Bitcoin (Btc) fell more than 14% last week to close around $ 80,708 after investors failed to lack direct federal federal investment in Bitcoin at the command of President Donald Trump’s March 7. It described a plan to create a Bitcoin reserve using cryptocurrency eliminated in criminal government cases.
Despite the collapse of the investor, the cryptocurrencies and global markets remain in a “Macro correction” as part of the bull market, according to Aurelie Barthere, chief analyst of research on the Nansen Crypto Intelligence Platform.
BTC/USD, 1-month chart. Source: Cointelegraph
Most cryptocurrencies have broken the basic levels of support, making it difficult to estimate the next price key levels, the analyst in cointelegraph said, adding:
“This is a Macro correction (US tech will decrease 3% in the future, as discussed), so we need to monitor BTC. The next level is $ 71,000 – $ 72,000, top of pre -election trading range.”
The Analyst added: “We are in a correction within a bull market: stocks and cryptos are realized and priced; a period of tariff uncertainty and a reduction in fiscal, no feeding. The fears of shrinking appear.”
Call for tighter policies in political memecoins after $ 4 billion Libra collapse
The voices of the industry have warned that the political sponsored by cryptocurrencies should adopt stronger investor protection and liquidity care to prevent another significant collapse in the market.
The investor’s sentiment remains shaken after the Libra (Libra) token, sponsored by Argentine President Javier Milei, suffered a $ 4 billion market cap wipeout due to insider cash-outs.
According to the blockchain analytics firm DWF Labs, at least eight insider Wallets retreated $ 107 million in liquidityCraving a huge collapse.
Source: Kobeissi Letter
To prevent a similar meltdown, tokens with the President’s endorsement will require a more stable safety and economic mechanism, such as locking of liquidity or making tokens in the liquidity pool that cannot be purchased for a predetermined period, DWF labs have written a report shared with Cointelegraph.
The report said tokens from high-profile leaders also needed launch restrictions to limit participation from crypto sniping bots and large holders or whales.
“Limiting bot and whale activity is essential to limiting the impact of individuals acting on insider information to corner a large percentage of token supply,” said Andrei Grachev, managing the partner at DWF Labs.

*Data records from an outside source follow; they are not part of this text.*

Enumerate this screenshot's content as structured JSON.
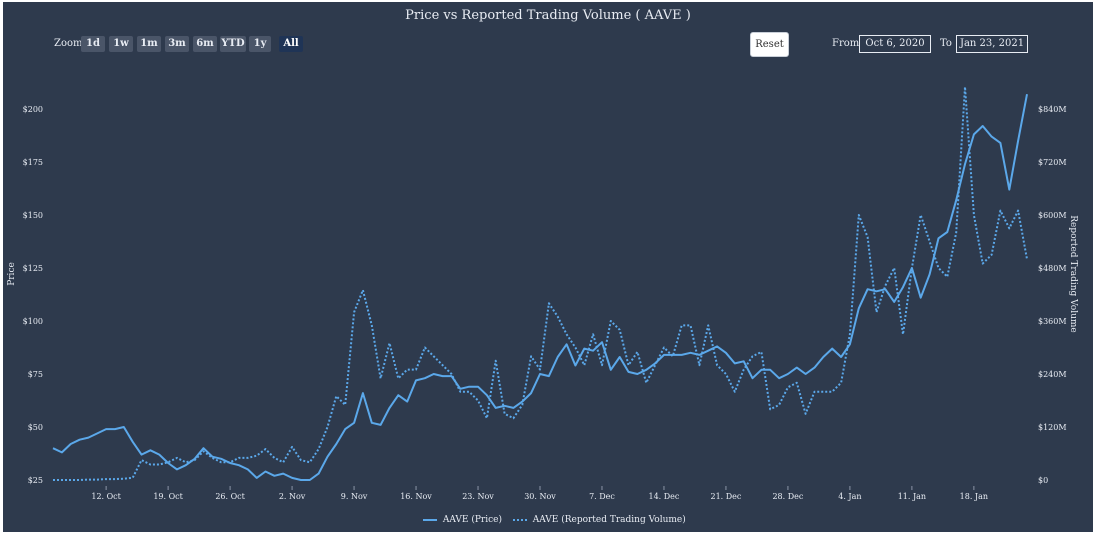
{
  "title": "Price vs Reported Trading Volume ( AAVE )",
  "zoom": {
    "label": "Zoom",
    "buttons": [
      "1d",
      "1w",
      "1m",
      "3m",
      "6m",
      "YTD",
      "1y",
      "All"
    ],
    "selected": "All"
  },
  "reset_label": "Reset",
  "range": {
    "from_label": "From",
    "from_value": "Oct 6, 2020",
    "to_label": "To",
    "to_value": "Jan 23, 2021"
  },
  "colors": {
    "background": "#2e3a4d",
    "series": "#5ba8ea",
    "text": "#e8ecf3"
  },
  "chart_data": {
    "type": "line",
    "title": "Price vs Reported Trading Volume ( AAVE )",
    "x_start": "Oct 6, 2020",
    "x_ticks": [
      "12. Oct",
      "19. Oct",
      "26. Oct",
      "2. Nov",
      "9. Nov",
      "16. Nov",
      "23. Nov",
      "30. Nov",
      "7. Dec",
      "14. Dec",
      "21. Dec",
      "28. Dec",
      "4. Jan",
      "11. Jan",
      "18. Jan"
    ],
    "y_left": {
      "label": "Price",
      "ticks": [
        "$25",
        "$50",
        "$75",
        "$100",
        "$125",
        "$150",
        "$175",
        "$200"
      ],
      "range": [
        25,
        200
      ]
    },
    "y_right": {
      "label": "Reported Trading Volume",
      "ticks": [
        "$0",
        "$120M",
        "$240M",
        "$360M",
        "$480M",
        "$600M",
        "$720M",
        "$840M"
      ],
      "range": [
        0,
        840
      ]
    },
    "series": [
      {
        "name": "AAVE (Price)",
        "axis": "left",
        "style": "solid",
        "unit": "USD",
        "values": [
          40,
          38,
          42,
          44,
          45,
          47,
          49,
          49,
          50,
          43,
          37,
          39,
          37,
          33,
          30,
          32,
          35,
          40,
          36,
          35,
          33,
          32,
          30,
          26,
          29,
          27,
          28,
          26,
          25,
          25,
          28,
          36,
          42,
          49,
          52,
          66,
          52,
          51,
          59,
          65,
          62,
          72,
          73,
          75,
          74,
          74,
          68,
          69,
          69,
          65,
          59,
          60,
          59,
          62,
          66,
          75,
          74,
          83,
          89,
          79,
          87,
          86,
          90,
          77,
          83,
          76,
          75,
          77,
          80,
          84,
          84,
          84,
          85,
          84,
          86,
          88,
          85,
          80,
          81,
          73,
          77,
          77,
          73,
          75,
          78,
          75,
          78,
          83,
          87,
          83,
          89,
          106,
          115,
          114,
          115,
          109,
          116,
          125,
          111,
          122,
          139,
          142,
          157,
          174,
          188,
          192,
          187,
          184,
          162,
          185,
          207
        ]
      },
      {
        "name": "AAVE (Reported Trading Volume)",
        "axis": "right",
        "style": "dotted",
        "unit": "USD M",
        "values": [
          0,
          0,
          0,
          0,
          1,
          1,
          2,
          2,
          3,
          5,
          45,
          35,
          35,
          40,
          50,
          40,
          45,
          65,
          50,
          40,
          40,
          50,
          50,
          55,
          70,
          50,
          40,
          75,
          45,
          40,
          70,
          120,
          190,
          170,
          380,
          430,
          350,
          230,
          310,
          230,
          250,
          250,
          300,
          280,
          260,
          240,
          200,
          200,
          180,
          140,
          270,
          150,
          140,
          170,
          280,
          250,
          400,
          370,
          330,
          300,
          260,
          330,
          260,
          360,
          340,
          260,
          290,
          220,
          260,
          300,
          280,
          350,
          350,
          260,
          350,
          260,
          240,
          200,
          250,
          280,
          290,
          160,
          170,
          210,
          220,
          150,
          200,
          200,
          200,
          220,
          330,
          600,
          550,
          380,
          440,
          480,
          330,
          480,
          600,
          540,
          480,
          460,
          560,
          890,
          600,
          490,
          510,
          610,
          570,
          610,
          500
        ]
      }
    ]
  },
  "legend": [
    "AAVE (Price)",
    "AAVE (Reported Trading Volume)"
  ]
}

Hyperliquid Ups Margin Requirements after $ 4 million loss of extermination
Hyperliquid, a trading -expert blockchain network, increased margin requirements for merchants after the missing pool of millions of dollars during a massive ether (Eth) Destruction, the network said.
On March 12, an entrepreneur intentionally fluids at about $ 200 million ether positions, causing hyperliquid, HLP, who loses $ 4 million, which does not want trade.

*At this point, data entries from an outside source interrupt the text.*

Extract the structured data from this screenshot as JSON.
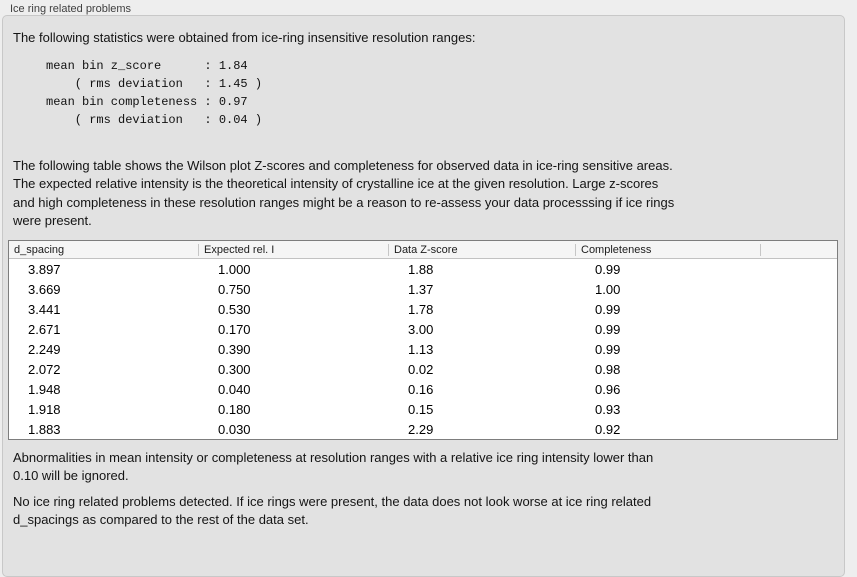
{
  "panel": {
    "title": "Ice ring related problems"
  },
  "intro": "The following statistics were obtained from ice-ring insensitive resolution ranges:",
  "stats_block": "mean bin z_score      : 1.84\n    ( rms deviation   : 1.45 )\nmean bin completeness : 0.97\n    ( rms deviation   : 0.04 )",
  "stats": {
    "mean_bin_z_score": "1.84",
    "z_score_rms_deviation": "1.45",
    "mean_bin_completeness": "0.97",
    "completeness_rms_deviation": "0.04"
  },
  "description": "The following table shows the Wilson plot Z-scores and completeness for observed data in ice-ring sensitive areas.\nThe expected relative intensity is the theoretical intensity of crystalline ice at the given resolution. Large z-scores\nand high completeness in these resolution ranges might be a reason to re-assess your data processsing if ice rings\nwere present.",
  "table": {
    "columns": [
      "d_spacing",
      "Expected rel. I",
      "Data Z-score",
      "Completeness"
    ],
    "rows": [
      [
        "3.897",
        "1.000",
        "1.88",
        "0.99"
      ],
      [
        "3.669",
        "0.750",
        "1.37",
        "1.00"
      ],
      [
        "3.441",
        "0.530",
        "1.78",
        "0.99"
      ],
      [
        "2.671",
        "0.170",
        "3.00",
        "0.99"
      ],
      [
        "2.249",
        "0.390",
        "1.13",
        "0.99"
      ],
      [
        "2.072",
        "0.300",
        "0.02",
        "0.98"
      ],
      [
        "1.948",
        "0.040",
        "0.16",
        "0.96"
      ],
      [
        "1.918",
        "0.180",
        "0.15",
        "0.93"
      ],
      [
        "1.883",
        "0.030",
        "2.29",
        "0.92"
      ]
    ]
  },
  "note": "Abnormalities in mean intensity or completeness at resolution ranges with a relative ice ring intensity lower than\n0.10 will be ignored.",
  "conclusion": "No ice ring related problems detected. If ice rings were present, the data does not look worse at ice ring related\nd_spacings as compared to the rest of the data set."
}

Starting March 15, Hyperliquid will require entrepreneurs to maintain a collateral margin by at least 20% in some open positions to “reduce the systematic impact of large positions that have an impact on the hypothetical market closure,” Hyperliquid said in a March 13 x’s post.

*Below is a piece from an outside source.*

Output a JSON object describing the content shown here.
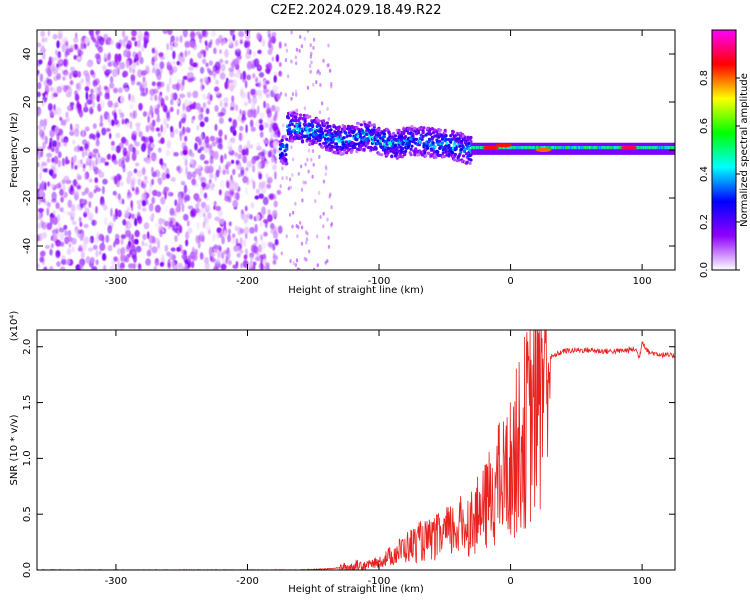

The incident featured the growing disease that faces hyperliquid, which has emerged as the most popular web3 platform for leveraged eternal trading.
Hyperliquid has organized margin requirements for entrepreneurs. Source: Hyperliquid
Hyperliquid said the $ 4 million loss is not from an exploitation but rather an unpredictable consequence of its trading platform mechanics under extreme conditions.
Overall -Defi Market
According to data from Cointelegraph Markets Pro and TradingView, most of the 100 largest cryptocurrencies by market capitalization ended the week in red.
Of the top 100, the hedera (Hbar) The token fell to 24%, marked the largest weekly drop, followed by Jasmycoin (Jasmy) up to 21% last week.
Total amount locked in defi. Source: Defillma
Thanks for reading our summary of the most affecting defi development of this week. Join us next Friday for more stories, perspectives and education about the dynamic advancement of this space.